Canada's normally staid Prime Minister Stephen Harper has turned a little rock 'n' roll.
Parliament Hill moved and grooved as the reserved leader ditched his suit and tie for a black shirt and casual attire to take the stage as a wannabe rock star at the Conservative's Christmas party.
Members of Parliament and staff cheered and whistled as Harper and a four-piece band, Herringbone, belted out five songs, including Jumpin' Jack Flash by the Rolling Stones.
With an electric piano, they launched into Neil Diamond's Sweet Caroline followed by I'm On My Way by the Scottish band the Proclaimers.
He then performed The Seeker by the Who and Share the Land by Canada's Guess Who.
Noting it was the 30th anniversary of John Lennon's death, Harper played a few chords of Imagine and said the former Beatle was "the most important person in rock."
The half-hour surprise concert followed last year's performance at the National Arts Center when Harper performed the Beatles' song With A Little Help from My Friends.
Plows and power out as snow hits hard
Wintry weather arrived with a flurry of activity and a vengeance in eastern Canada, with some areas of Ontario buried under three feet of snow.
Hardest hit by the several days of snow squalls blowing off Lake Huron and Georgian Bay were London and north of Toronto to Barrie in Ontario. Other cities, such as Kitchener-Waterloo and Toronto had only a few inches of snow.
"Every time we get ahead of it . . . we get hit again," said London Mayor Joe Fontana.
Quebec had 1,000 snow plows on the roads while in New Brunswick, power was cut to 1,100 customers in 80 areas of the province for part of a day.
News in brief
• Concerns over the world debt crisis and weaker Canadian exports prompted the Bank of Canada to keep interest rates steady. Canadian economic growth is slower than expected and risks to the global recovery have increased, the central bank indicated in keeping the key rate at 1 percent. A further strengthening of the dollar to above parity with the U.S. currency could cause interest rates to fall again, economists predict.
• The Ontario government's decision to secretly invoke an obscure war measures law giving police extreme powers to detain, search and arrest people during the G20 Summit in Toronto was likely unconstitutional and unnecessary, provincial ombudsman Andre Marin said. In effect, city residents were placed under martial law, he added. Opposition politicians want a public inquiry into complaints of inappropriate police actions during the June gathering of world leaders.
Facts and figures
The Canadian dollar continues near parity with the U.S. dollar at 99.08 U.S. cents on Friday. The U.S. greenback returns $1.0093 Canadian before bank exchange fees.

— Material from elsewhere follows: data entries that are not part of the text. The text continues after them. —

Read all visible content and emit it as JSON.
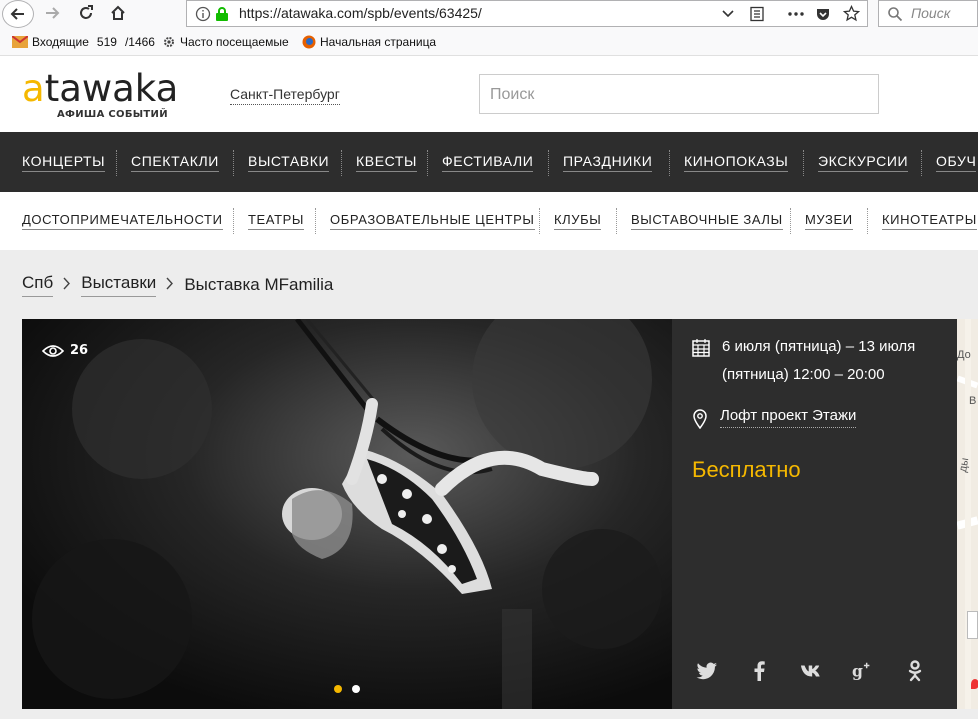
{
  "browser": {
    "url": "https://atawaka.com/spb/events/63425/",
    "search_placeholder": "Поиск",
    "bookmarks": {
      "inbox_label": "Входящие",
      "inbox_count": "519",
      "inbox_total": "/1466",
      "most_visited": "Часто посещаемые",
      "home_page": "Начальная страница"
    }
  },
  "header": {
    "logo_text": "atawaka",
    "logo_sub": "АФИША СОБЫТИЙ",
    "city": "Санкт-Петербург",
    "search_placeholder": "Поиск"
  },
  "main_nav": [
    "КОНЦЕРТЫ",
    "СПЕКТАКЛИ",
    "ВЫСТАВКИ",
    "КВЕСТЫ",
    "ФЕСТИВАЛИ",
    "ПРАЗДНИКИ",
    "КИНОПОКАЗЫ",
    "ЭКСКУРСИИ",
    "ОБУЧ"
  ],
  "sub_nav": [
    "ДОСТОПРИМЕЧАТЕЛЬНОСТИ",
    "ТЕАТРЫ",
    "ОБРАЗОВАТЕЛЬНЫЕ ЦЕНТРЫ",
    "КЛУБЫ",
    "ВЫСТАВОЧНЫЕ ЗАЛЫ",
    "МУЗЕИ",
    "КИНОТЕАТРЫ"
  ],
  "breadcrumbs": {
    "home": "Спб",
    "section": "Выставки",
    "current": "Выставка MFamilia"
  },
  "event": {
    "views": "26",
    "date_line1": "6 июля (пятница) – 13 июля",
    "date_line2": "(пятница) 12:00 – 20:00",
    "place": "Лофт проект Этажи",
    "price": "Бесплатно",
    "slides_total": 2,
    "slide_active": 1
  },
  "map": {
    "fragments": [
      "До",
      "В",
      "ды"
    ]
  },
  "colors": {
    "accent": "#f5b800",
    "nav_dark": "#2d2d2d",
    "content_bg": "#ededed"
  }
}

The Bank of Canada's key interest rate is steady at 1 percent while the prime lending rate is 3 percent.
Stock markets continue higher, with the Toronto exchange index at 13,243 points and the TSX Venture Exchange 2,124 points.
Lotto 6-49: (Wednesday) 1, 6, 7, 8, 22,d 46; bonus 17. (Dec. 4) 9, 12, 16, 24, 25, 38; bonus 31. Lotto Max: (Dec. 3) 1, 10, 13, 26, 43, 46, 49; bonus 31.
• A proposal to increase university and college tuition fees in Quebec led to a protest by thousands of people. Fees are currently $2,400 a year, the lowest in Canada, for a university education. The Quebec government lifted a longstanding freeze on tuition to allow a $500 a year increase by 2012. Universities are seeking a $1,500 annual tuition hike to cover rising costs.
• Many critics said it was inappropriate that flamboyant and outspoken Canadian hockey icon Don Cherry assisted when Rob Ford became mayor of Toronto. Wearing a flashy pink blazer, the brash Hockey Night in Canada commentator accepted Ford's invitation to hang the chain of office around his neck. To the critics, Cherry said: "I say he is going to be the greatest mayor this city has ever, ever seen as far as I'm concerned and put that in your pipe you left-wing kooks."